This Scientific Program in the proposed CETR addresses the discovery and development of bacterially produced molecules that could become therapeutic agents to provide new antifungal and antibacterial agents to address the growing challenge to human health posed by resistant microbial pathogens. The emphasis on bacterially produced molecules is partly historical - most of our useful antifungal and antibacterial agents are, or were derived from, bacterially produced molecules - and partly ecological - the bacteria being investigated are symbionts on higher organisms and are known, or likely, producers of antimicrobials. This overall goal is based on three specific aims:
Specific Aim 1 : Explore symbiotic environmental niches and taxa for the production of novel compounds with antimicrobial activity against drug resistant target fungi and bacteria. This project will focus largely on Proteobacteria that have been isolated from symbiotic environments. Strains will be prioritized by phylogenetic novelty as measured by 16S sequencing.

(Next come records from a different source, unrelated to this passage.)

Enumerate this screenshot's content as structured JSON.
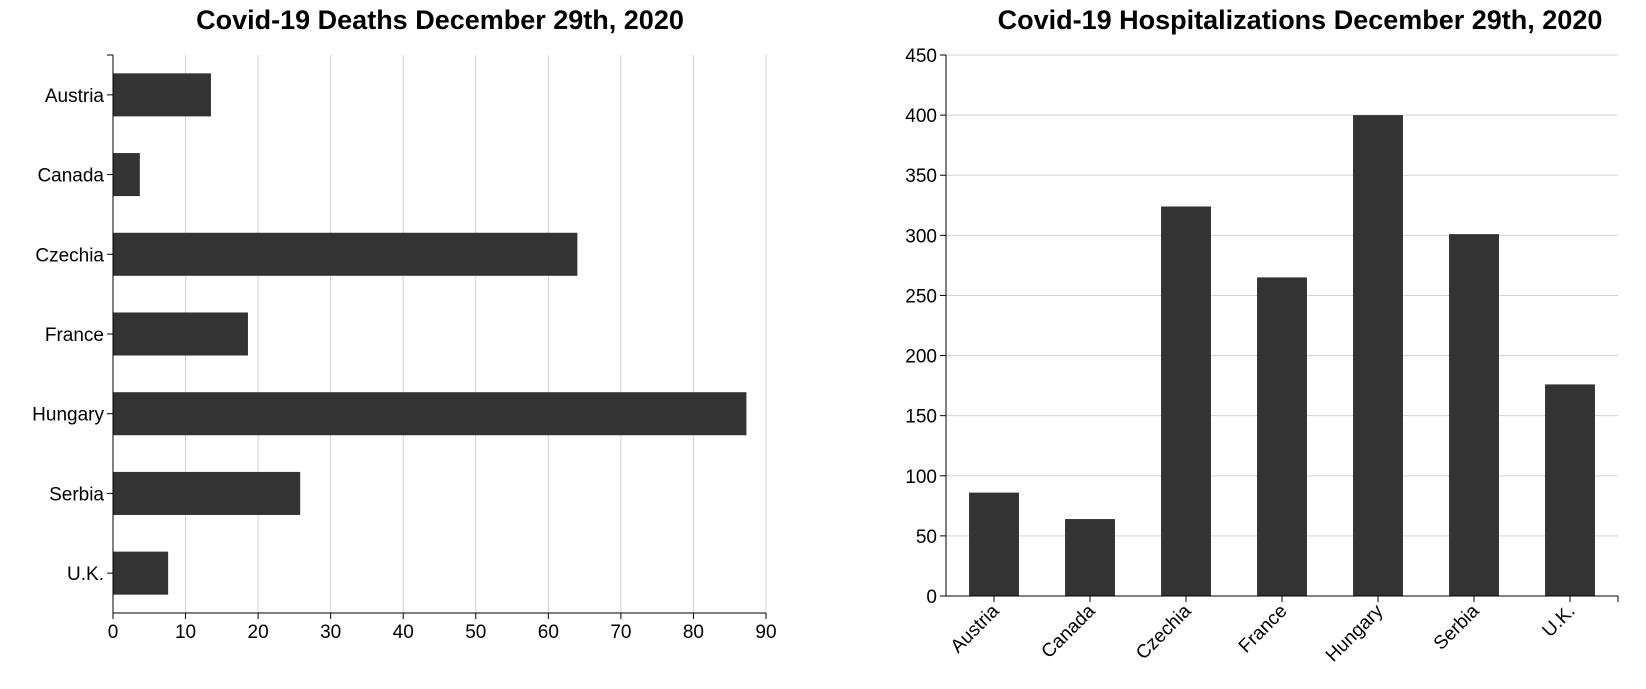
{
  "chart_data": [
    {
      "type": "bar",
      "orientation": "horizontal",
      "title": "Covid-19 Deaths December 29th, 2020",
      "categories": [
        "Austria",
        "Canada",
        "Czechia",
        "France",
        "Hungary",
        "Serbia",
        "U.K."
      ],
      "values": [
        13.5,
        3.7,
        64,
        18.6,
        87.3,
        25.8,
        7.6
      ],
      "xlim": [
        0,
        90
      ],
      "xticks": [
        0,
        10,
        20,
        30,
        40,
        50,
        60,
        70,
        80,
        90
      ],
      "grid": true,
      "bar_color": "#333333"
    },
    {
      "type": "bar",
      "orientation": "vertical",
      "title": "Covid-19 Hospitalizations December 29th, 2020",
      "categories": [
        "Austria",
        "Canada",
        "Czechia",
        "France",
        "Hungary",
        "Serbia",
        "U.K."
      ],
      "values": [
        86,
        64,
        324,
        265,
        400,
        301,
        176
      ],
      "ylim": [
        0,
        450
      ],
      "yticks": [
        0,
        50,
        100,
        150,
        200,
        250,
        300,
        350,
        400,
        450
      ],
      "grid": true,
      "bar_color": "#333333"
    }
  ]
}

Specific Aim 2 : Develop robust methods to identify novel natural products with antimicrobial activity against drug resistant target fungi and bacteria. Selected strains will be examined for biosynthetic potential through techniques such as culturing, co-culturing, genome sequencing, elicitors, and heterologous expression.
Specific Aim 3 : Identify combinations of symbiotic environments, taxa, and biological assays that most efficiently discovery safe and effective lead antimicrobials. Compounds with high activity levels in the screening cores, will be further examined. Production will be optimized, semi-synthetic derivatives will be prepared, and efforts to identify mechanism of action begun.
While the need for new drugs to combat fungal and bacterial infections that are increasingly resistant to current drugs is increasing, the rate of discovery of new drugs is decreasing. This proposal uses new approaches ranging from ecology to genome sequencing to discover new drugs from natural sources.